O'Neill got into the wine business in 1980 and five years later teamed with private-equity firms to found Golden State Vintners, a Marin-based producer that eventually went public. O'Neill was CEO until The Wine Group acquired it in 2004.
He talked to the Business Journal about his company's move into $10–$20 wines, efforts to leverage large-scale production capacity to produce high-quality wines at those prices, and whether it's more profitable to create new brands or revive existing ones to balance costs and bottle prices.
Where are we in the premiumization trend?
JEFF O'NEILL:
Consumers in general are aspirational, so if they have the money, they are always going to try to upgrade to a better-quality wine. Overall, we've seen the consumer is fearless (buying wine retailing) above $10 (a bottle). Maybe not a lot above. We can provide pretty outstanding wines in the $10 to $20.
I think the train has left the station on premiumization and has a pretty good head of steam. The real question for all of us is we're hearing quite a bit of softness around the U.S. from wholesalers. You have to dig deep to determine what that is. That includes everything from regional wineries to direct-to-consumer platforms like Winc, Drinks.com and Amazon.

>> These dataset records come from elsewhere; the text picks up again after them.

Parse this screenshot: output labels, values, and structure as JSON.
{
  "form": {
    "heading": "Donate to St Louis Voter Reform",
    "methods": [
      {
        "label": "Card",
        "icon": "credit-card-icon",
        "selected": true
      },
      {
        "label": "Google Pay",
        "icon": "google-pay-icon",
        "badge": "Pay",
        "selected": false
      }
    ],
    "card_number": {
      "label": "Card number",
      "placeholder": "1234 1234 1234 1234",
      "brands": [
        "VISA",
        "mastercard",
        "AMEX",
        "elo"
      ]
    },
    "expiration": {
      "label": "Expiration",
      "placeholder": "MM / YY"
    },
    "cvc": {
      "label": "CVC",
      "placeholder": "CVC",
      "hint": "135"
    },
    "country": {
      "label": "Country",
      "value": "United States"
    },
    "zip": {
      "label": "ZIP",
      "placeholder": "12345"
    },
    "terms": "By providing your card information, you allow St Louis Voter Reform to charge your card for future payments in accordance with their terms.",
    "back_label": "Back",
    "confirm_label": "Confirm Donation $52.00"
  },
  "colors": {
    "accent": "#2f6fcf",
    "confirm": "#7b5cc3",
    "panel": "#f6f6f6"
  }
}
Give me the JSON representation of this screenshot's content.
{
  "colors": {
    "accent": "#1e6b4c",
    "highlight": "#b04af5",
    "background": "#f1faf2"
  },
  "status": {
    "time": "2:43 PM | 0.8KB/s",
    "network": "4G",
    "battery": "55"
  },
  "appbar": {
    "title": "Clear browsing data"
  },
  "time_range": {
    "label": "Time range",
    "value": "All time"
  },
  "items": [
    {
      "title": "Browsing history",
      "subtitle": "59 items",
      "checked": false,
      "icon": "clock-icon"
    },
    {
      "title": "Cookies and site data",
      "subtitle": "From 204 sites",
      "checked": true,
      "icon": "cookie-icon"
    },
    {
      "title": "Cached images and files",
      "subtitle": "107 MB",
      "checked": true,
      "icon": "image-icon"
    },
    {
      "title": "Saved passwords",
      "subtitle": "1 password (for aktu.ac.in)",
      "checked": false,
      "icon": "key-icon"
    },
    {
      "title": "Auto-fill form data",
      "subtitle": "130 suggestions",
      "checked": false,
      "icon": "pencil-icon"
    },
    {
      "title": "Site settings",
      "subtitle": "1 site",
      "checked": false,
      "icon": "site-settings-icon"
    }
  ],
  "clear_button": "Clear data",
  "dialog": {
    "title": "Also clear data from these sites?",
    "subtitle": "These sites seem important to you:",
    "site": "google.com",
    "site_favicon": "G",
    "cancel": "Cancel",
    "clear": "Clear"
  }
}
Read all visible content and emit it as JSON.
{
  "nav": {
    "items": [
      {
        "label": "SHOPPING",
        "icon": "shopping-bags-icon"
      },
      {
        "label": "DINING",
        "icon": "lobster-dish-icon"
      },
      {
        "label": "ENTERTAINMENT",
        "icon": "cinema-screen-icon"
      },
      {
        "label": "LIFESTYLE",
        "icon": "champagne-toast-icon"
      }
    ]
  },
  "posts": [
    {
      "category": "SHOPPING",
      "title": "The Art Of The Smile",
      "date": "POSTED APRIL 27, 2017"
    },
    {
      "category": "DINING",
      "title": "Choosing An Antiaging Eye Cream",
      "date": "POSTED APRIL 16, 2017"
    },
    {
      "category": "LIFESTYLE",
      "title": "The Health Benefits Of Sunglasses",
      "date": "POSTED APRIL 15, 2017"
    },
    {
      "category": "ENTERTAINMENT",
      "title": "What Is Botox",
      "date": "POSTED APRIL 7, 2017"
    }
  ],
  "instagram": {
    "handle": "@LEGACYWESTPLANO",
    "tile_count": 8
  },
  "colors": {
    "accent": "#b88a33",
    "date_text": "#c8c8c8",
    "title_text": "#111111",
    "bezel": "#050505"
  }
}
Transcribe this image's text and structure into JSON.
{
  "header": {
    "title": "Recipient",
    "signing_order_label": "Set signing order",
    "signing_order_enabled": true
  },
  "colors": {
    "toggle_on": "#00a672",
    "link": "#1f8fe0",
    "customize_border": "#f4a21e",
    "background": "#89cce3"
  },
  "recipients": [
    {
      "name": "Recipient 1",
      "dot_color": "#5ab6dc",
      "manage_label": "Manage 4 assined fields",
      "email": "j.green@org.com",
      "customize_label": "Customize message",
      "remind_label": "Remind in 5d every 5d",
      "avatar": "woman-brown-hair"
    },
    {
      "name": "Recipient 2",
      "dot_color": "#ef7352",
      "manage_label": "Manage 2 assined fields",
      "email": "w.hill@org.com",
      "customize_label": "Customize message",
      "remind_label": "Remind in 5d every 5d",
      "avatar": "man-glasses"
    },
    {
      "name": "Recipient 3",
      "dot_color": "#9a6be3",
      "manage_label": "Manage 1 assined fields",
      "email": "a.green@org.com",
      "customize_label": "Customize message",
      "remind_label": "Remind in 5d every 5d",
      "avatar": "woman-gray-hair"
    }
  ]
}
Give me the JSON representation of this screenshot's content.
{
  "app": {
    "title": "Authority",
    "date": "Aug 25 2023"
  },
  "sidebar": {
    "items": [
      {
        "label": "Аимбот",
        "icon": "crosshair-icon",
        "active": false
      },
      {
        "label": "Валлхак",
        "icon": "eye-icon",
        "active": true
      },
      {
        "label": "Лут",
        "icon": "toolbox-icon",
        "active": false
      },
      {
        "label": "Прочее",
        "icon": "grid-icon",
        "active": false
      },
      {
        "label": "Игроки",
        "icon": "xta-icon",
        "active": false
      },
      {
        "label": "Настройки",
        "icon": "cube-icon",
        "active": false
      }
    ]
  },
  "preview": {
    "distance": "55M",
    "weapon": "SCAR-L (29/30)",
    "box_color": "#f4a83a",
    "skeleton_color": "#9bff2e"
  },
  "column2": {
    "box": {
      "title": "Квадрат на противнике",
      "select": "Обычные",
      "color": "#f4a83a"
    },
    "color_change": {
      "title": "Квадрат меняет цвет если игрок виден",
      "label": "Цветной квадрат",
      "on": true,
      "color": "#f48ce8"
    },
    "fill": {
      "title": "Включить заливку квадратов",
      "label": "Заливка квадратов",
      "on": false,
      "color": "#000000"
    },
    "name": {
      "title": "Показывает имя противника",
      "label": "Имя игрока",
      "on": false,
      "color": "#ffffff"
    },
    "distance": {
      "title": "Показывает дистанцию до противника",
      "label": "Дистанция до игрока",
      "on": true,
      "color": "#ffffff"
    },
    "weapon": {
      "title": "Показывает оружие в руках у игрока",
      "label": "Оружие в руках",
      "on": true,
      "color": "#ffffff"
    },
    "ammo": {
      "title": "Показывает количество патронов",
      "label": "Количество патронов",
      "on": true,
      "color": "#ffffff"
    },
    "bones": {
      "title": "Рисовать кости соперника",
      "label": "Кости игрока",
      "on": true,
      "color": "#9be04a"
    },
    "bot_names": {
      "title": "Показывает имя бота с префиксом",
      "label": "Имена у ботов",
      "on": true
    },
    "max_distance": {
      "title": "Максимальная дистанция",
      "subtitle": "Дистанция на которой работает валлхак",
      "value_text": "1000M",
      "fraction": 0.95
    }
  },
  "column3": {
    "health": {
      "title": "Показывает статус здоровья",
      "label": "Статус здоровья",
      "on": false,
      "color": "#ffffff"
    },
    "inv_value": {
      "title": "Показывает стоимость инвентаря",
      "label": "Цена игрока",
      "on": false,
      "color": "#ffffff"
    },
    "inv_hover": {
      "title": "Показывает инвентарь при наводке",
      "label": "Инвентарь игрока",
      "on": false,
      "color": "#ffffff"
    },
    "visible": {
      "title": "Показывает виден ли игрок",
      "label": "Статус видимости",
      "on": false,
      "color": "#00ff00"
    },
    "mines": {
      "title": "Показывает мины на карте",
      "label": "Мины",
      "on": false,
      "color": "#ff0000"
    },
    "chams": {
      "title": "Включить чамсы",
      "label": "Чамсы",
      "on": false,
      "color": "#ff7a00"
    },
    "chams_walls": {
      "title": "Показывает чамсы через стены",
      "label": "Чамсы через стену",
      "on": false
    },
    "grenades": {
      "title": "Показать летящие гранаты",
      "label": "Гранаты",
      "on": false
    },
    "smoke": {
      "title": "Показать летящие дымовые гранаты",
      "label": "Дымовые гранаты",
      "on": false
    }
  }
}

Everyone is picking at channels right now. If anyone is terrified in this business, it's about what the distribution channels will look like in 10 years. They are all changing.
There's no question that all the growth, generally, is above $10. Below $10 with the exception of BotaBox, Black Box and Barefoot, everything else is down. That tells you that either people are drinking less wine or they are trading up.
Generally, shipments for every single category are up slightly, call it 1 percent.
Is the growth reaching a pinnacle point of, say, $20?
O'NEILL:
It looks like it is going to keep ratcheting up. Volume growth at $20 to $25 is relatively strong as well. It's probably up 10 to 12 percent, but the base volume is not that huge.
I doubt consumption is going to increase significantly, but we're going to continue to see people move up the quality-wine chain.
When you're looking at your strategic direction, are you going to continue to diversify into a wide spectrum of price points and categories? Are you looking to target specific price points or products such as rosés, red blends, cabs or pinots?
O'NEILL:
We try to back into that decision. The question is, where is the growth, and what is the consumer doing? If you get out there and look at the consumer and deliver the best value, that means you are going to play in the rosé market, you're going to play in the oaky, butter chardonnay market. It means you're going to play in the Paso Robles red wine market. And all those can be done in the $10 to $18 range, and the quality can be outstanding.
Rather than look and see what we have, we look at what the consumer will want over the next several years. If the consumer doesn't want it, that means the retailer doesn't want it, the wholesaler doesn't want it, and we got a problem.